After spending some time fixing the connection to OpenSearch and writing the code to convert text into embedding vectors, store them in OpenSearch, retrieve them using k-NN, and generate responses using Claude, I’ve finally implemented a basic RAG (Retrieval-Augmented Generation) pipeline.

However, the initial results weren’t as good as I had hoped. The responses often didn’t match or directly answer the user’s queries.

After going through some LLM cookbooks, I realized that my implementation was essentially a naive RAG pipeline. I had simply split large documents into chunks and directly converted them into embeddings. What I overlooked was that these long subtexts could benefit from summarization before embedding. Summarizing helps distill the key points from each chunk, which should improve the retrieval accuracy during the k-NN step.

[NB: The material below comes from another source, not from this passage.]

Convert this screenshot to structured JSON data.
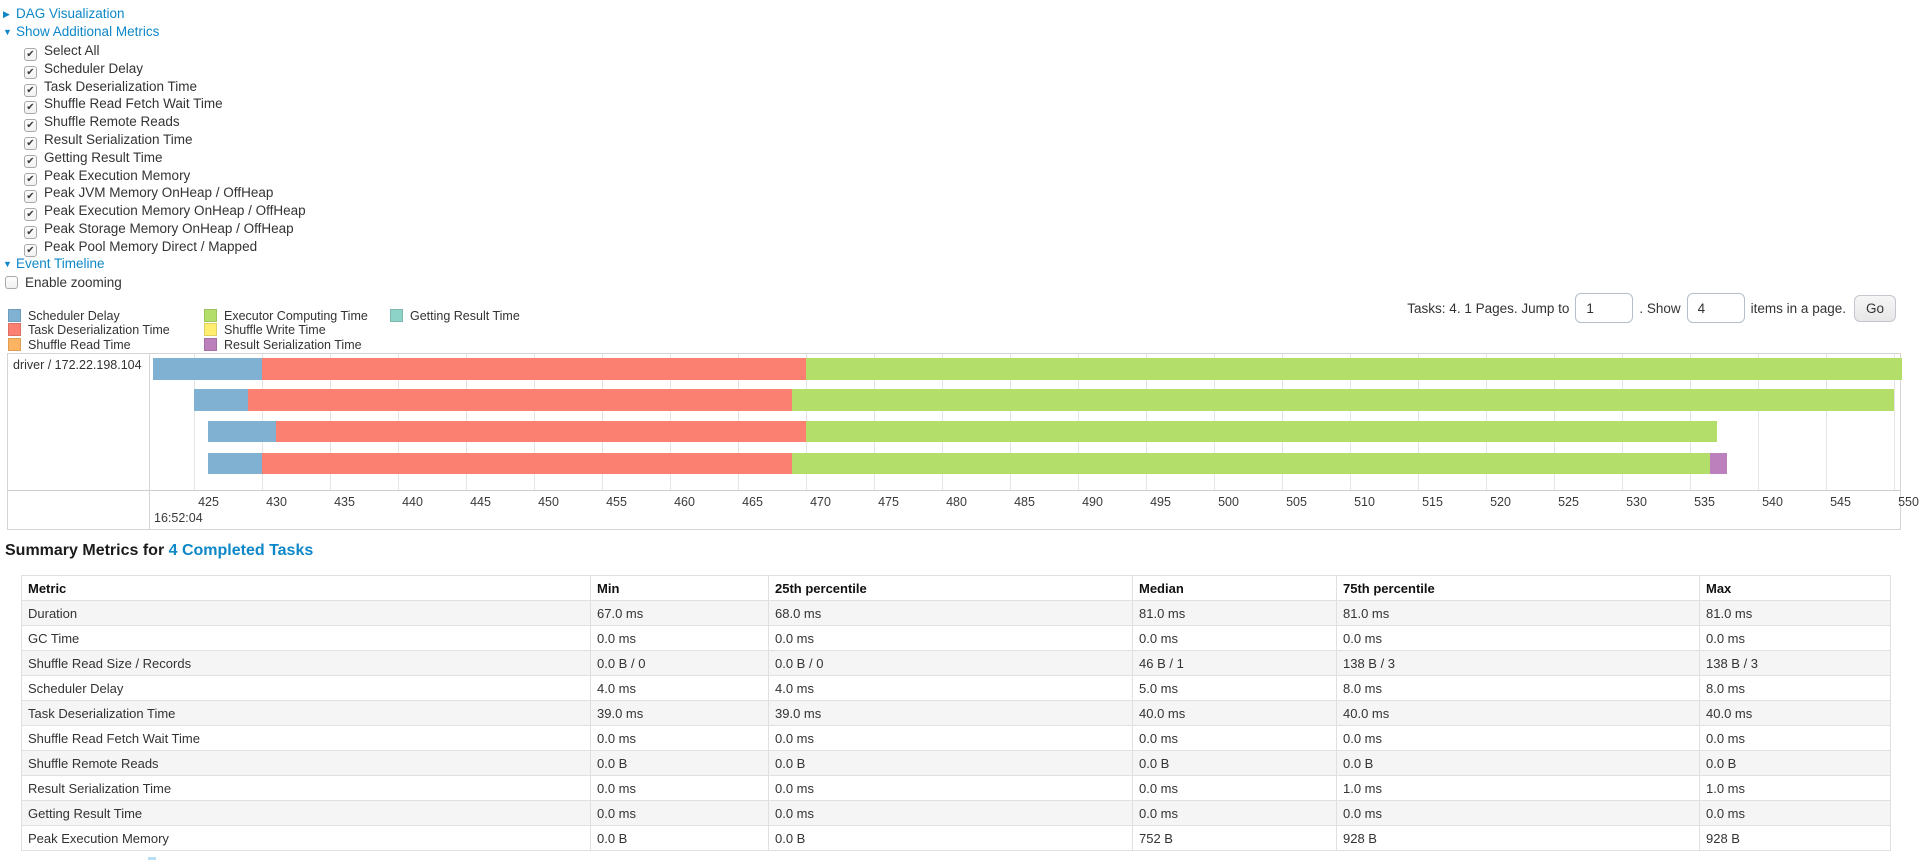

Another area for improvement was reranking. Instead of relying solely on k-NN results, I could retrieve a larger pool of candidate chunks and then use the model to rerank them based on relevance to the query. This extra step provides a more focused context for generating responses.

Just by adding these two steps - summarization before embedding and reranking after retrieval - the quality of responses from my chatbot improved significantly. While I haven’t done a rigorous evaluation, I tested the system using random questions related to bank credit cards (from PDFs available on the banks’ websites), and the improvements were clearly noticeable. I know the answers to these queries since I personally use some of these credit cards.

These enhancements were made without any fine-tuning of the pipeline. Moving forward, I plan to evaluate the system more systematically and explore fine-tuning for further improvements.